Malgrado questi movimenti, la quiete era immensa e i soffi appena percettibili del vento non riuscivano a smuovere il calore della notte.

I riverberi del Lido e dei bar si spengevano dopo  qualche ora, ma il Trocadero continuava  fino all’alba, pochi minuti prima che i muezzin invitassero i fedeli alla preghiera, a diffondere le sue luci , la sua musica, il suo fascino.

Erano poche le coppie che si allontanavano in cerca di intimità; se tornavano dalla gita in barca, si rituffavano nella danza.

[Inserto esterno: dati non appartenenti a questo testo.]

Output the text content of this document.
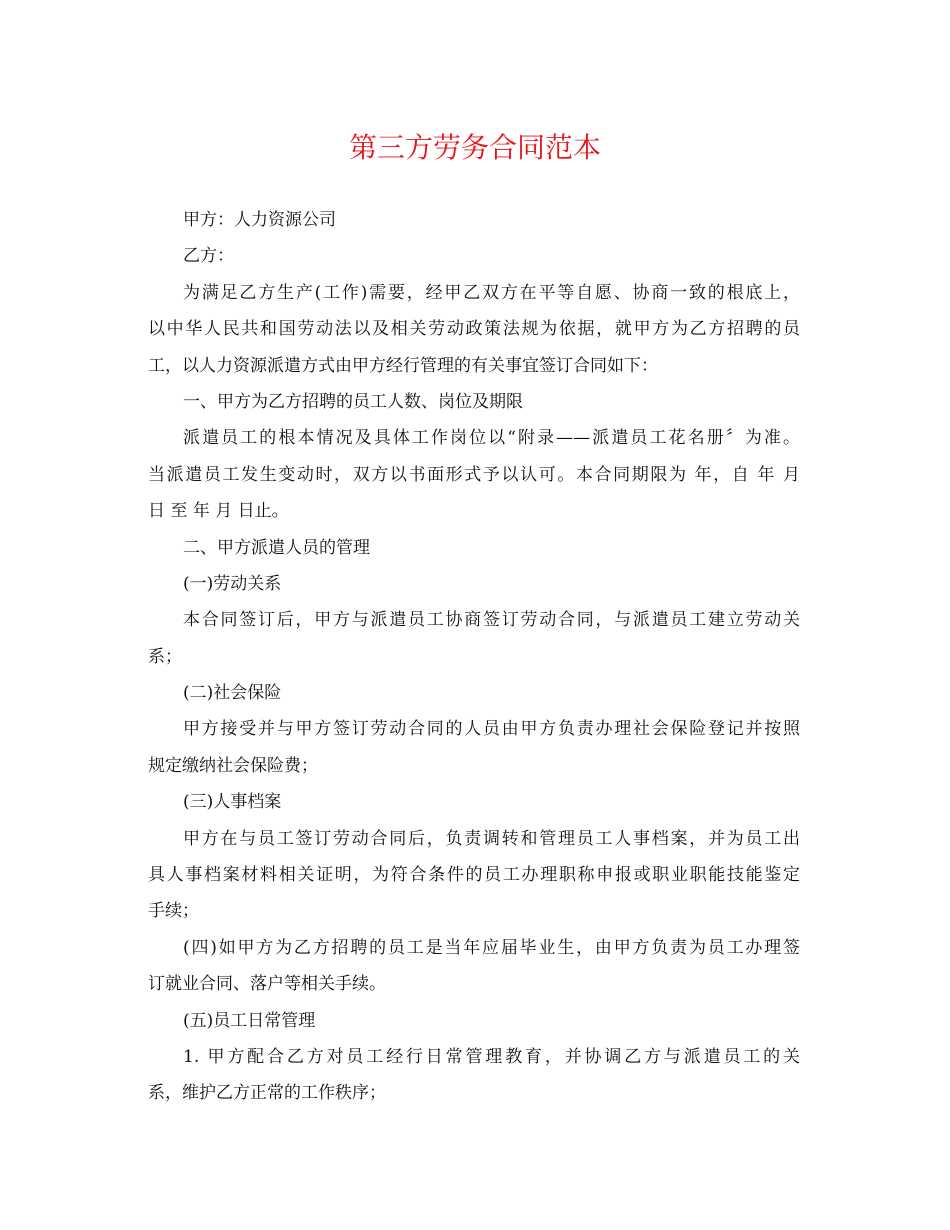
第三方劳务合同范本
甲方：人力资源公司
乙方：
为满足乙方生产(工作)需要，经甲乙双方在平等自愿、协商一致的根底上，
以中华人民共和国劳动法以及相关劳动政策法规为依据，就甲方为乙方招聘的员
工，以人力资源派遣方式由甲方经行管理的有关事宜签订合同如下：
一、甲方为乙方招聘的员工人数、岗位及期限
派遣员工的根本情况及具体工作岗位以“附录——派遣员工花名册〞为准。
当派遣员工发生变动时，双方以书面形式予以认可。本合同期限为 年，自 年 月
日 至 年 月 日止。
二、甲方派遣人员的管理
(一)劳动关系
本合同签订后，甲方与派遣员工协商签订劳动合同，与派遣员工建立劳动关
系；
(二)社会保险
甲方接受并与甲方签订劳动合同的人员由甲方负责办理社会保险登记并按照
规定缴纳社会保险费；
(三)人事档案
甲方在与员工签订劳动合同后，负责调转和管理员工人事档案，并为员工出
具人事档案材料相关证明，为符合条件的员工办理职称申报或职业职能技能鉴定
手续；
(四)如甲方为乙方招聘的员工是当年应届毕业生，由甲方负责为员工办理签
订就业合同、落户等相关手续。
(五)员工日常管理
1. 甲方配合乙方对员工经行日常管理教育，并协调乙方与派遣员工的关
系，维护乙方正常的工作秩序；
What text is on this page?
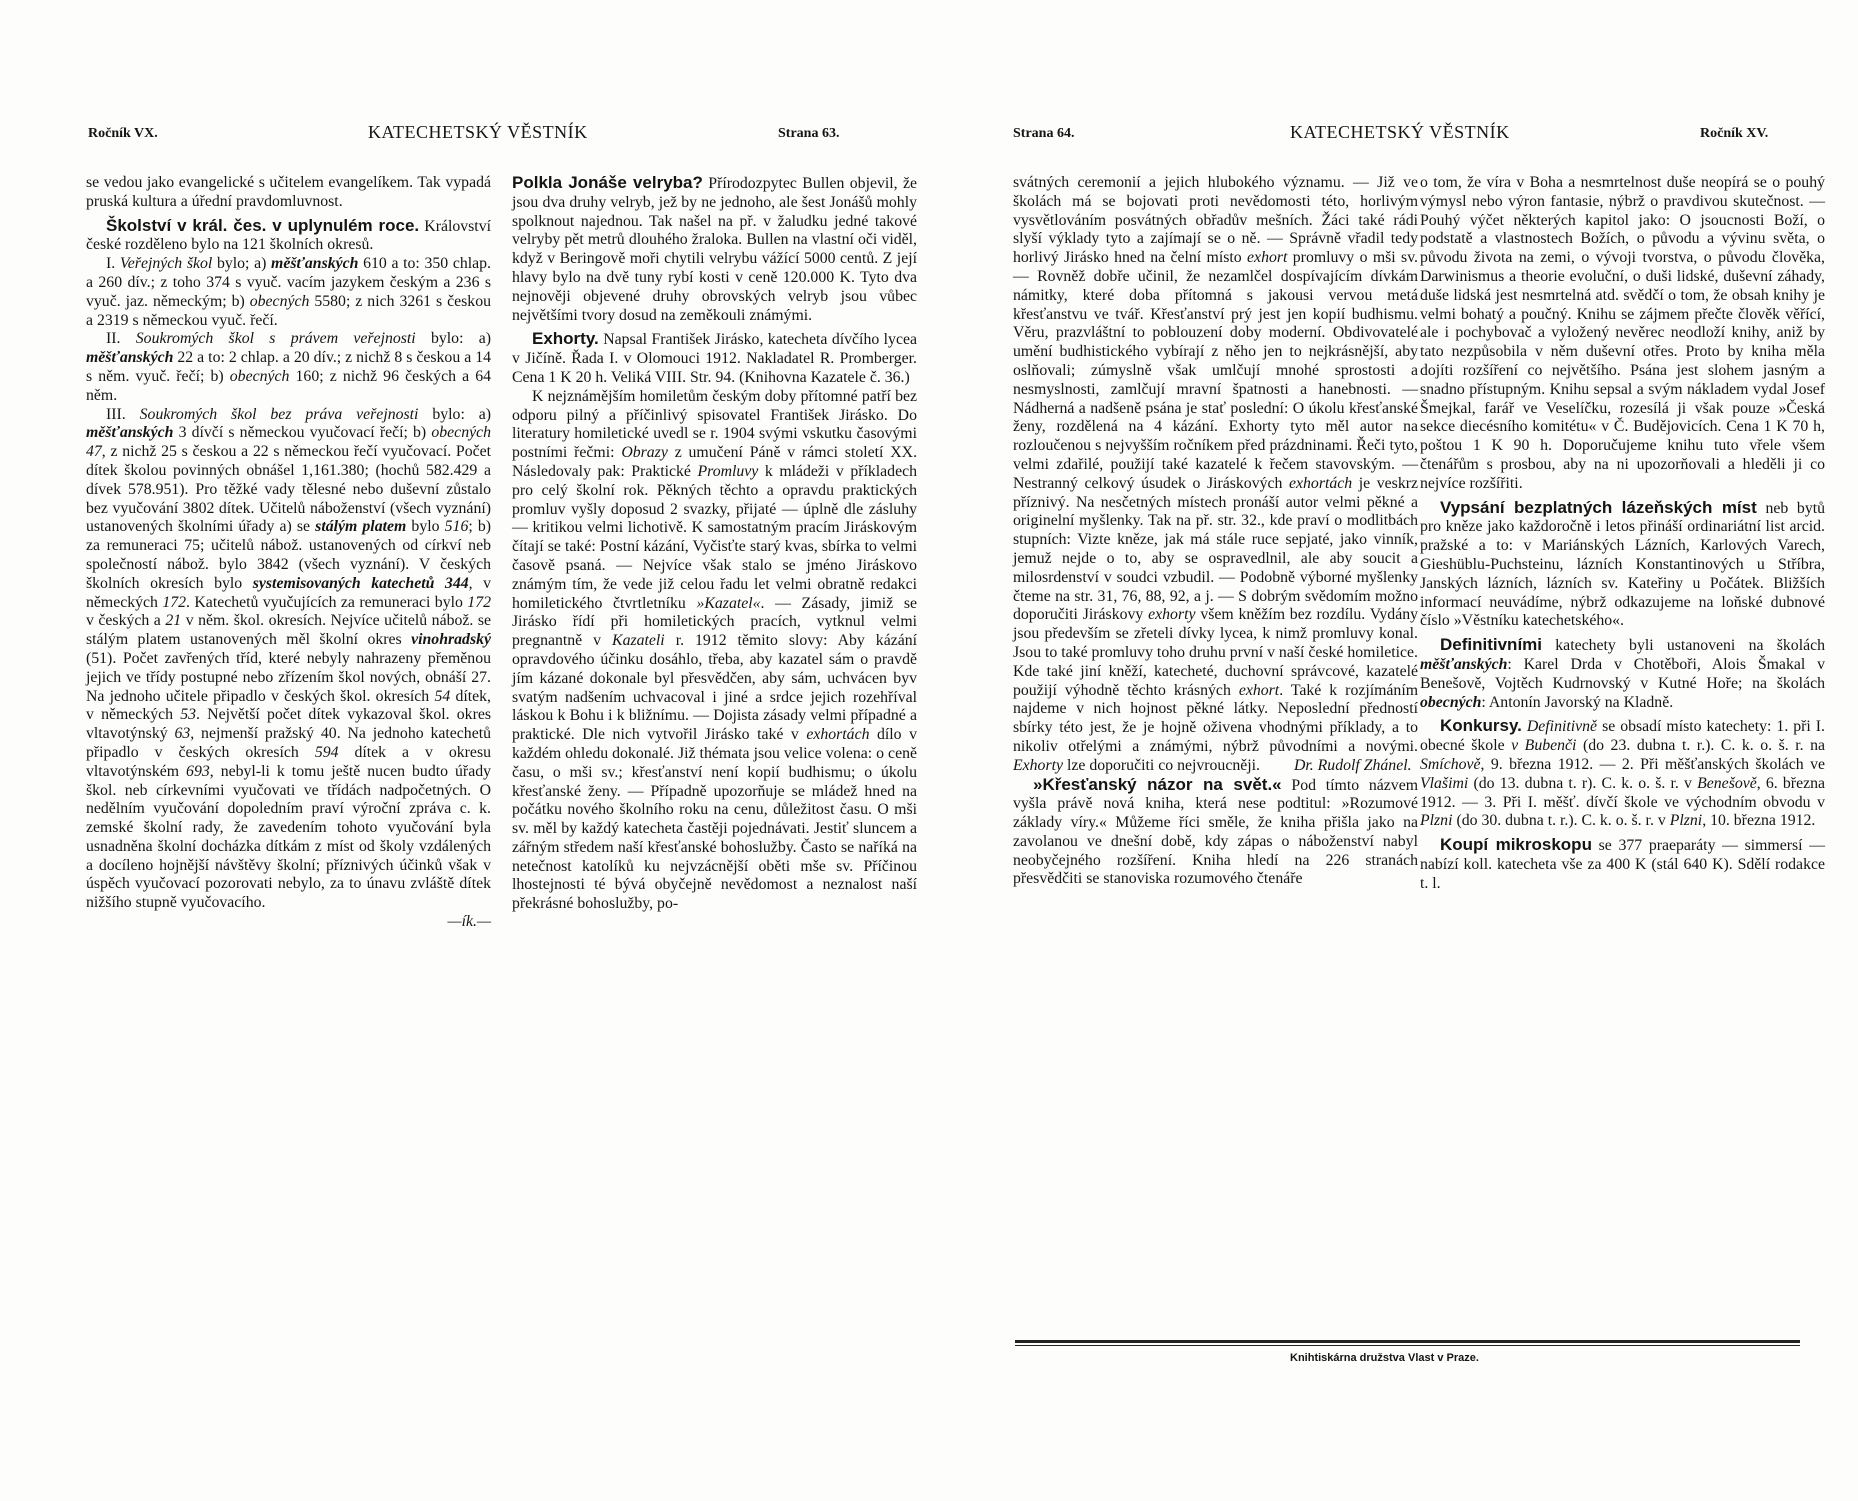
Ročník VX.	KATECHETSKÝ VĚSTNÍK	Strana 63.	Strana 64.	KATECHETSKÝ VĚSTNÍK	Ročník XV.

se vedou jako evangelické s učitelem evangelíkem. Tak vypadá pruská kultura a úřední pravdomluvnost.

Školství v král. čes. v uplynulém roce. Království české rozděleno bylo na 121 školních okresů.

I. Veřejných škol bylo; a) měšťanských 610 a to: 350 chlap. a 260 dív.; z toho 374 s vyuč. vacím jazykem českým a 236 s vyuč. jaz. německým; b) obecných 5580; z nich 3261 s českou a 2319 s německou vyuč. řečí.

II. Soukromých škol s právem veřejnosti bylo: a) měšťanských 22 a to: 2 chlap. a 20 dív.; z nichž 8 s českou a 14 s něm. vyuč. řečí; b) obecných 160; z nichž 96 českých a 64 něm.

III. Soukromých škol bez práva veřejnosti bylo: a) měšťanských 3 dívčí s německou vyučovací řečí; b) obecných 47, z nichž 25 s českou a 22 s německou řečí vyučovací. Počet dítek školou povinných obnášel 1,161.380; (hochů 582.429 a dívek 578.951). Pro těžké vady tělesné nebo duševní zůstalo bez vyučování 3802 dítek. Učitelů náboženství (všech vyznání) ustanovených školními úřady a) se stálým platem bylo 516; b) za remuneraci 75; učitelů nábož. ustanovených od církví neb společností nábož. bylo 3842 (všech vyznání). V českých školních okresích bylo systemisovaných katechetů 344, v německých 172. Katechetů vyučujících za remuneraci bylo 172 v českých a 21 v něm. škol. okresích. Nejvíce učitelů nábož. se stálým platem ustanovených měl školní okres vinohradský (51). Počet zavřených tříd, které nebyly nahrazeny přeměnou jejich ve třídy postupné nebo zřízením škol nových, obnáší 27. Na jednoho učitele připadlo v českých škol. okresích 54 dítek, v německých 53. Největší počet dítek vykazoval škol. okres vltavotýnský 63, nejmenší pražský 40. Na jednoho katechetů připadlo v českých okresích 594 dítek a v okresu vltavotýnském 693, nebyl-li k tomu ještě nucen budto úřady škol. neb církevními vyučovati ve třídách nadpočetných. O nedělním vyučování dopoledním praví výroční zpráva c. k. zemské školní rady, že zavedením tohoto vyučování byla usnadněna školní docházka dítkám z míst od školy vzdálených a docíleno hojnější návštěvy školní; příznivých účinků však v úspěch vyučovací pozorovati nebylo, za to únavu zvláště dítek nižšího stupně vyučovacího.

—ík.—

Polkla Jonáše velryba? Přírodozpytec Bullen objevil, že jsou dva druhy velryb, jež by ne jednoho, ale šest Jonášů mohly spolknout najednou. Tak našel na př. v žaludku jedné takové velryby pět metrů dlouhého žraloka. Bullen na vlastní oči viděl, když v Beringově moři chytili velrybu vážící 5000 centů. Z její hlavy bylo na dvě tuny rybí kosti v ceně 120.000 K. Tyto dva nejnověji objevené druhy obrovských velryb jsou vůbec největšími tvory dosud na zeměkouli známými.

Exhorty. Napsal František Jirásko, katecheta dívčího lycea v Jičíně. Řada I. v Olomouci 1912. Nakladatel R. Promberger. Cena 1 K 20 h. Veliká VIII. Str. 94. (Knihovna Kazatele č. 36.)

K nejznámějším homiletům českým doby přítomné patří bez odporu pilný a příčinlivý spisovatel František Jirásko. Do literatury homiletické uvedl se r. 1904 svými vskutku časovými postními řečmi: Obrazy z umučení Páně v rámci století XX. Následovaly pak: Praktické Promluvy k mládeži v příkladech pro celý školní rok. Pěkných těchto a opravdu praktických promluv vyšly doposud 2 svazky, přijaté — úplně dle zásluhy — kritikou velmi lichotivě. K samostatným pracím Jiráskovým čítají se také: Postní kázání, Vyčisťte starý kvas, sbírka to velmi časově psaná. — Nejvíce však stalo se jméno Jiráskovo známým tím, že vede již celou řadu let velmi obratně redakci homiletického čtvrtletníku »Kazatel«. — Zásady, jimiž se Jirásko řídí při homiletických pracích, vytknul velmi pregnantně v Kazateli r. 1912 těmito slovy: Aby kázání opravdového účinku dosáhlo, třeba, aby kazatel sám o pravdě jím kázané dokonale byl přesvědčen, aby sám, uchvácen byv svatým nadšením uchvacoval i jiné a srdce jejich rozehříval láskou k Bohu i k bližnímu. — Dojista zásady velmi případné a praktické. Dle nich vytvořil Jirásko také v exhortách dílo v každém ohledu dokonalé. Již thémata jsou velice volena: o ceně času, o mši sv.; křesťanství není kopií budhismu; o úkolu křesťanské ženy. — Případně upozorňuje se mládež hned na počátku nového školního roku na cenu, důležitost času. O mši sv. měl by každý katecheta častěji pojednávati. Jestiť sluncem a zářným středem naší křesťanské bohoslužby. Často se naříká na netečnost katolíků ku nejvzácnější oběti mše sv. Příčinou lhostejnosti té bývá obyčejně nevědomost a neznalost naší překrásné bohoslužby, po-

svátných ceremonií a jejich hlubokého významu. — Již ve školách má se bojovati proti nevědomosti této, horlivým vysvětlováním posvátných obřadův mešních. Žáci také rádi slyší výklady tyto a zajímají se o ně. — Správně vřadil tedy horlivý Jirásko hned na čelní místo exhort promluvy o mši sv. — Rovněž dobře učinil, že nezamlčel dospívajícím dívkám námitky, které doba přítomná s jakousi vervou metá křesťanstvu ve tvář. Křesťanství prý jest jen kopií budhismu. Věru, prazvláštní to poblouzení doby moderní. Obdivovatelé umění budhistického vybírají z něho jen to nejkrásnější, aby oslňovali; zúmyslně však umlčují mnohé sprostosti a nesmyslnosti, zamlčují mravní špatnosti a hanebnosti. — Nádherná a nadšeně psána je stať poslední: O úkolu křesťanské ženy, rozdělená na 4 kázání. Exhorty tyto měl autor na rozloučenou s nejvyšším ročníkem před prázdninami. Řeči tyto, velmi zdařilé, použijí také kazatelé k řečem stavovským. — Nestranný celkový úsudek o Jiráskových exhortách je veskrz příznivý. Na nesčetných místech pronáší autor velmi pěkné a originelní myšlenky. Tak na př. str. 32., kde praví o modlitbách stupních: Vizte kněze, jak má stále ruce sepjaté, jako vinník, jemuž nejde o to, aby se ospravedlnil, ale aby soucit a milosrdenství v soudci vzbudil. — Podobně výborné myšlenky čteme na str. 31, 76, 88, 92, a j. — S dobrým svědomím možno doporučiti Jiráskovy exhorty všem kněžím bez rozdílu. Vydány jsou především se zřeteli dívky lycea, k nimž promluvy konal. Jsou to také promluvy toho druhu první v naší české homiletice. Kde také jiní kněží, katecheté, duchovní správcové, kazatelé použijí výhodně těchto krásných exhort. Také k rozjímáním najdeme v nich hojnost pěkné látky. Neposlední předností sbírky této jest, že je hojně oživena vhodnými příklady, a to nikoliv otřelými a známými, nýbrž původními a novými. Exhorty lze doporučiti co nejvroucněji. Dr. Rudolf Zhánel.

»Křesťanský názor na svět.« Pod tímto názvem vyšla právě nová kniha, která nese podtitul: »Rozumové základy víry.« Můžeme říci směle, že kniha přišla jako na zavolanou ve dnešní době, kdy zápas o náboženství nabyl neobyčejného rozšíření. Kniha hledí na 226 stranách přesvědčiti se stanoviska rozumového čtenáře

o tom, že víra v Boha a nesmrtelnost duše neopírá se o pouhý výmysl nebo výron fantasie, nýbrž o pravdivou skutečnost. — Pouhý výčet některých kapitol jako: O jsoucnosti Boží, o podstatě a vlastnostech Božích, o původu a vývinu světa, o původu života na zemi, o vývoji tvorstva, o původu člověka, Darwinismus a theorie evoluční, o duši lidské, duševní záhady, duše lidská jest nesmrtelná atd. svědčí o tom, že obsah knihy je velmi bohatý a poučný. Knihu se zájmem přečte člověk věřící, ale i pochybovač a vyložený nevěrec neodloží knihy, aniž by tato nezpůsobila v něm duševní otřes. Proto by kniha měla dojíti rozšíření co největšího. Psána jest slohem jasným a snadno přístupným. Knihu sepsal a svým nákladem vydal Josef Šmejkal, farář ve Veselíčku, rozesílá ji však pouze »Česká sekce diecésního komitétu« v Č. Budějovicích. Cena 1 K 70 h, poštou 1 K 90 h. Doporučujeme knihu tuto vřele všem čtenářům s prosbou, aby na ni upozorňovali a hleděli ji co nejvíce rozšířiti.

Vypsání bezplatných lázeňských míst neb bytů pro kněze jako každoročně i letos přináší ordinariátní list arcid. pražské a to: v Mariánských Lázních, Karlových Varech, Gieshüblu-Puchsteinu, lázních Konstantinových u Stříbra, Janských lázních, lázních sv. Kateřiny u Počátek. Bližších informací neuvádíme, nýbrž odkazujeme na loňské dubnové číslo »Věstníku katechetského«.

Definitivními katechety byli ustanoveni na školách měšťanských: Karel Drda v Chotěboři, Alois Šmakal v Benešově, Vojtěch Kudrnovský v Kutné Hoře; na školách obecných: Antonín Javorský na Kladně.

Konkursy. Definitivně se obsadí místo katechety: 1. při I. obecné škole v Bubenči (do 23. dubna t. r.). C. k. o. š. r. na Smíchově, 9. března 1912. — 2. Při měšťanských školách ve Vlašimi (do 13. dubna t. r). C. k. o. š. r. v Benešově, 6. března 1912. — 3. Při I. měšť. dívčí škole ve východním obvodu v Plzni (do 30. dubna t. r.). C. k. o. š. r. v Plzni, 10. března 1912.

Koupí mikroskopu se 377 praeparáty — simmersí — nabízí koll. katecheta vše za 400 K (stál 640 K). Sdělí rodakce t. l.

Knihtiskárna družstva Vlast v Praze.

I sudafricani gioivano della loro libertà, della compagnia delle belle ragazze eritree e di inarrestabili libagioni. Al Trocadero era possibile bere anche il “ciai”, il delicato tè speziato e l’insuperabile caffè abissino accompagnato dai “mezzè” , tartine di “ingera” e “zighinì”. Il cibo e le bevande drogate aumentavano le capacità di percezione ed in certi momenti riuscivi a realizzare in pieno la gioia di vivere: anche il Trocadero  faceva parte del magico Tropico ed in lunghi anni di guerra, quando lo trovai chiuso, ebbi la certezza della sua  importanza e della sua poesia.